In a letter published by An Nahar, Badran asked his Lebanese counterpart Elias Murr to free the people detained in connection with the case and release the money seized with them.
He said a private plane arrived in Beirut on January 14 with 19.5 billion Iraqi dinars in cash from a company called Laru to be delivered to a businessman running an exchange company in Beirut.
"This sum of money belongs to the company Laru which is carrying out urgent contracts for the Iraqi interior ministry to provide very important and sensitive equipment," Badran said.
Judicial sources here said four Lebanese nationals were detained and the cash seized after the plane arrived in Beirut from Baghdad on suspicion the money could be connected to a currency speculation scheme.

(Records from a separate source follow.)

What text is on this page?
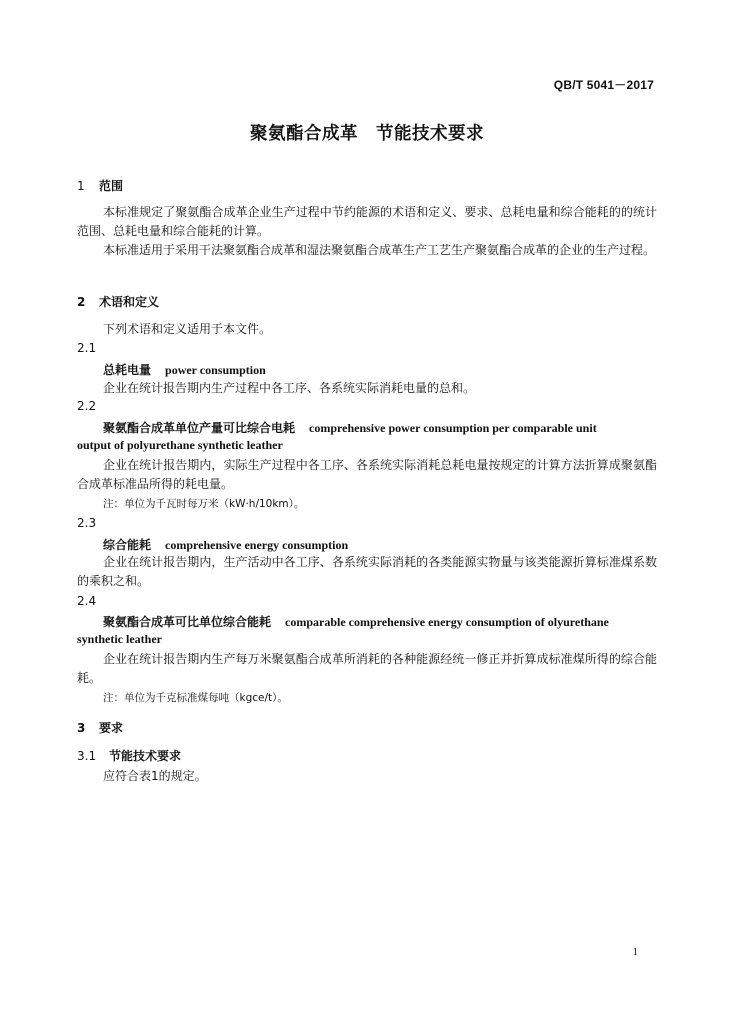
QB/T 5041－2017
聚氨酯合成革 节能技术要求
1 范围
本标准规定了聚氨酯合成革企业生产过程中节约能源的术语和定义、要求、总耗电量和综合能耗的的统计范围、总耗电量和综合能耗的计算。
本标准适用于采用干法聚氨酯合成革和湿法聚氨酯合成革生产工艺生产聚氨酯合成革的企业的生产过程。
2 术语和定义
下列术语和定义适用于本文件。
2.1
总耗电量 power consumption
企业在统计报告期内生产过程中各工序、各系统实际消耗电量的总和。
2.2
聚氨酯合成革单位产量可比综合电耗 comprehensive power consumption per comparable unit
output of polyurethane synthetic leather
企业在统计报告期内，实际生产过程中各工序、各系统实际消耗总耗电量按规定的计算方法折算成聚氨酯合成革标准品所得的耗电量。
注：单位为千瓦时每万米（kW·h/10km）。
2.3
综合能耗 comprehensive energy consumption
企业在统计报告期内，生产活动中各工序、各系统实际消耗的各类能源实物量与该类能源折算标准煤系数的乘积之和。
2.4
聚氨酯合成革可比单位综合能耗 comparable comprehensive energy consumption of olyurethane
synthetic leather
企业在统计报告期内生产每万米聚氨酯合成革所消耗的各种能源经统一修正并折算成标准煤所得的综合能耗。
注：单位为千克标准煤每吨（kgce/t）。
3 要求
3.1 节能技术要求
应符合表1的规定。
1
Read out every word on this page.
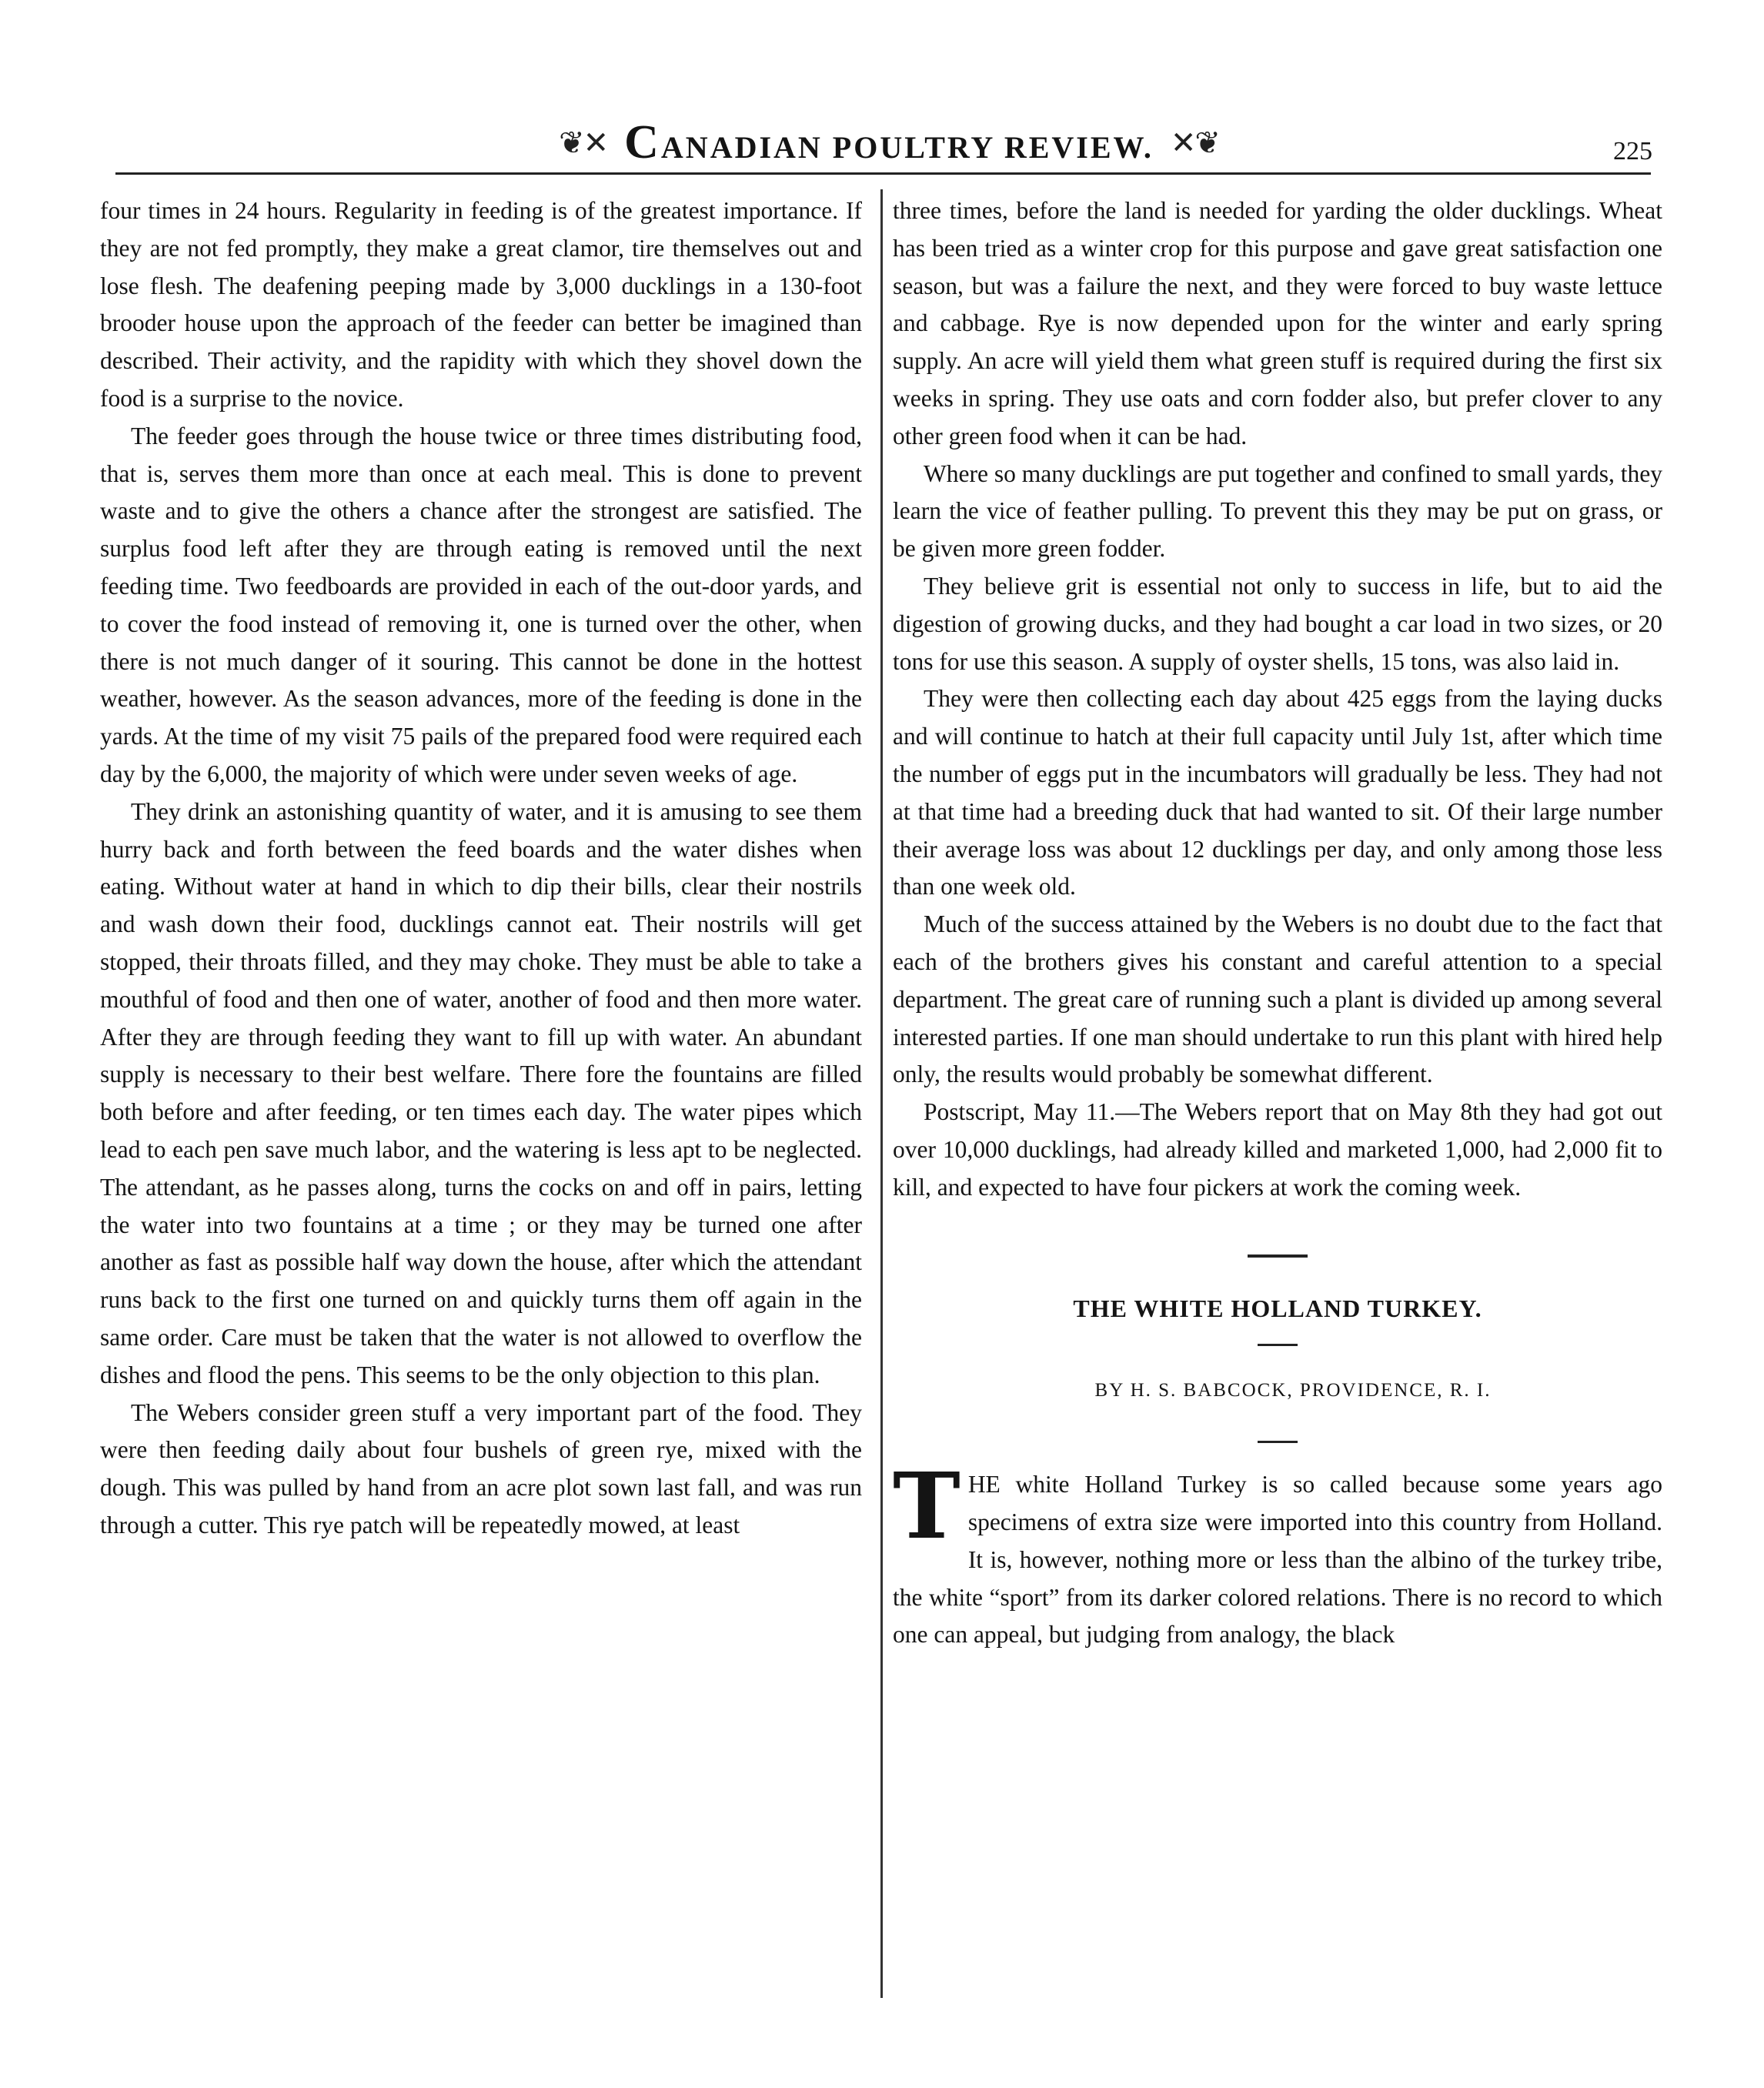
❦✕ CANADIAN POULTRY REVIEW. ✕❦	225

four times in 24 hours. Regularity in feeding is of the greatest importance. If they are not fed promptly, they make a great clamor, tire themselves out and lose flesh. The deafening peeping made by 3,000 ducklings in a 130-foot brooder house upon the approach of the feeder can better be imagined than described. Their activity, and the rapidity with which they shovel down the food is a surprise to the novice.

The feeder goes through the house twice or three times distributing food, that is, serves them more than once at each meal. This is done to prevent waste and to give the others a chance after the strongest are satisfied. The surplus food left after they are through eating is removed until the next feeding time. Two feedboards are provided in each of the out-door yards, and to cover the food instead of removing it, one is turned over the other, when there is not much danger of it souring. This cannot be done in the hottest weather, however. As the season advances, more of the feeding is done in the yards. At the time of my visit 75 pails of the prepared food were required each day by the 6,000, the majority of which were under seven weeks of age.

They drink an astonishing quantity of water, and it is amusing to see them hurry back and forth between the feed boards and the water dishes when eating. Without water at hand in which to dip their bills, clear their nostrils and wash down their food, ducklings cannot eat. Their nostrils will get stopped, their throats filled, and they may choke. They must be able to take a mouthful of food and then one of water, another of food and then more water. After they are through feeding they want to fill up with water. An abundant supply is necessary to their best welfare. There fore the fountains are filled both before and after feeding, or ten times each day. The water pipes which lead to each pen save much labor, and the watering is less apt to be neglected. The attendant, as he passes along, turns the cocks on and off in pairs, letting the water into two fountains at a time ; or they may be turned one after another as fast as possible half way down the house, after which the attendant runs back to the first one turned on and quickly turns them off again in the same order. Care must be taken that the water is not allowed to overflow the dishes and flood the pens. This seems to be the only objection to this plan.

The Webers consider green stuff a very important part of the food. They were then feeding daily about four bushels of green rye, mixed with the dough. This was pulled by hand from an acre plot sown last fall, and was run through a cutter. This rye patch will be repeatedly mowed, at least

three times, before the land is needed for yarding the older ducklings. Wheat has been tried as a winter crop for this purpose and gave great satisfaction one season, but was a failure the next, and they were forced to buy waste lettuce and cabbage. Rye is now depended upon for the winter and early spring supply. An acre will yield them what green stuff is required during the first six weeks in spring. They use oats and corn fodder also, but prefer clover to any other green food when it can be had.

Where so many ducklings are put together and confined to small yards, they learn the vice of feather pulling. To prevent this they may be put on grass, or be given more green fodder.

They believe grit is essential not only to success in life, but to aid the digestion of growing ducks, and they had bought a car load in two sizes, or 20 tons for use this season. A supply of oyster shells, 15 tons, was also laid in.

They were then collecting each day about 425 eggs from the laying ducks and will continue to hatch at their full capacity until July 1st, after which time the number of eggs put in the incumbators will gradually be less. They had not at that time had a breeding duck that had wanted to sit. Of their large number their average loss was about 12 ducklings per day, and only among those less than one week old.

Much of the success attained by the Webers is no doubt due to the fact that each of the brothers gives his constant and careful attention to a special department. The great care of running such a plant is divided up among several interested parties. If one man should undertake to run this plant with hired help only, the results would probably be somewhat different.

Postscript, May 11.—The Webers report that on May 8th they had got out over 10,000 ducklings, had already killed and marketed 1,000, had 2,000 fit to kill, and expected to have four pickers at work the coming week.

THE WHITE HOLLAND TURKEY.

BY H. S. BABCOCK, PROVIDENCE, R. I.

THE white Holland Turkey is so called because some years ago specimens of extra size were imported into this country from Holland. It is, however, nothing more or less than the albino of the turkey tribe, the white “sport” from its darker colored relations. There is no record to which one can appeal, but judging from analogy, the black
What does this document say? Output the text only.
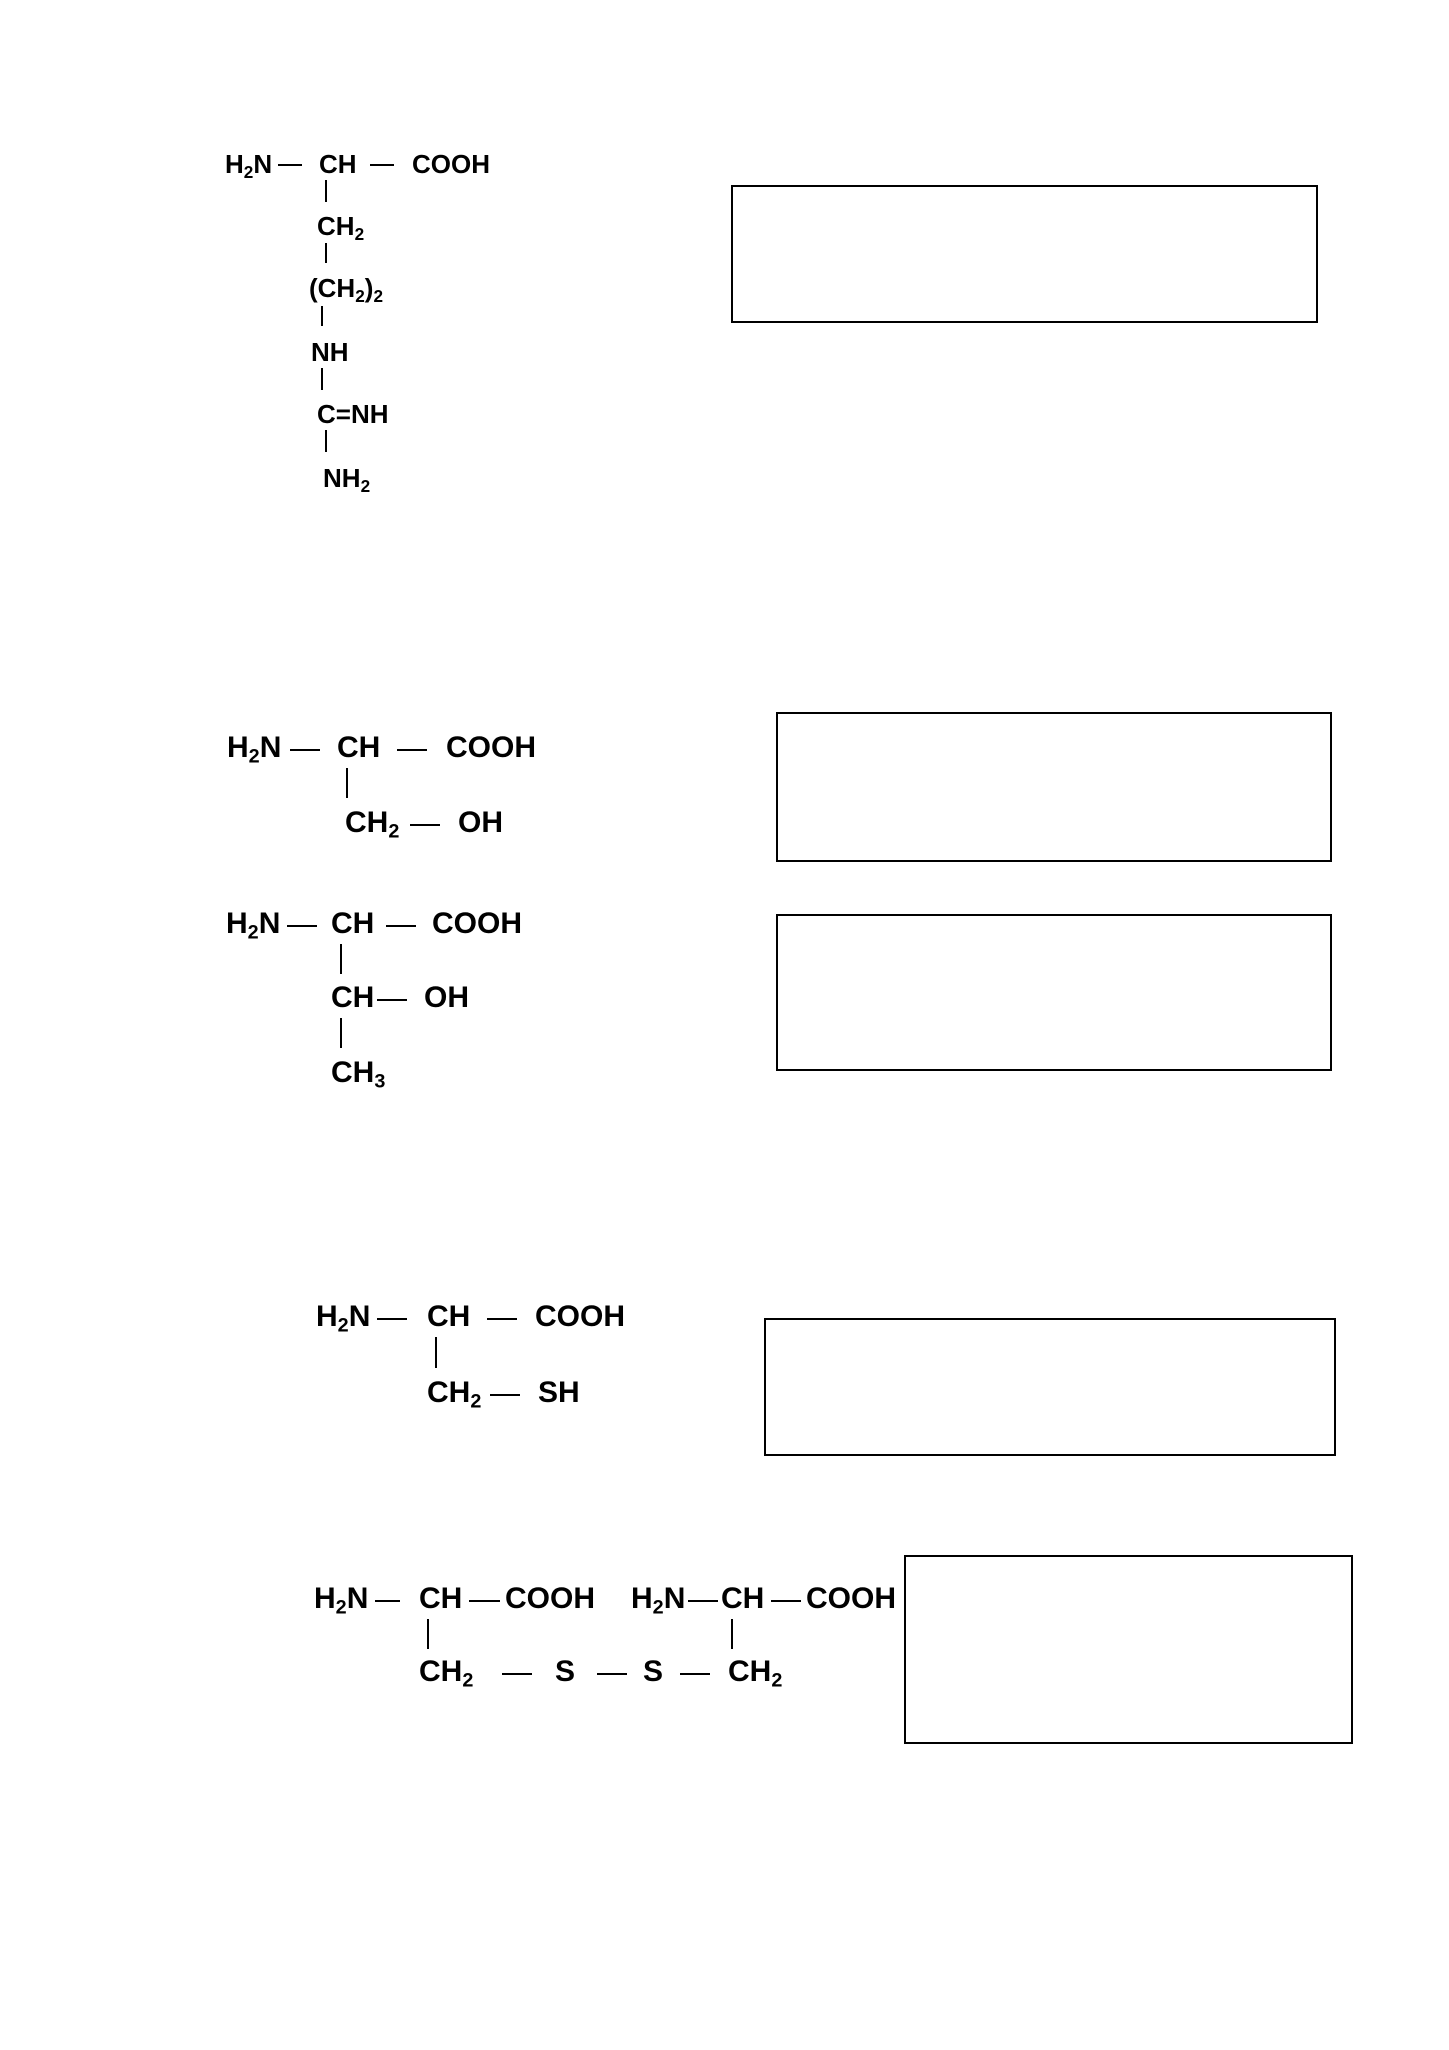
$H_2N$ CH COOH
$CH_2$
$(CH_2)_2$
NH
C=NH
$NH_2$
$H_2N$ CH COOH
$CH_2$ OH
$H_2N$ CH COOH
CH OH
$CH_3$
$H_2N$ CH COOH
$CH_2$ SH
$H_2N$ CH COOH $H_2N$ CH COOH
$CH_2$	S S $CH_2$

Prominent Lebanese attorney Edmond Naim, a former governor of the Central Bank of Lebanon, told An Nahar it was not illegal to bring currencies in cash into the country.
"This is a fundamental law in the Lebanese state," he said.
Iraqi central bank officials have conceded that large quantities of the new dinar, particularly easily-carried 25,000 notes, may be being smuggled to neighbouring countries.
Smuggling of the new dinars out of Iraq by traders hoping to make hefty gains, notably when Iraq's economy improves and its oil exports increase, has caused the currency's value to spike wildly.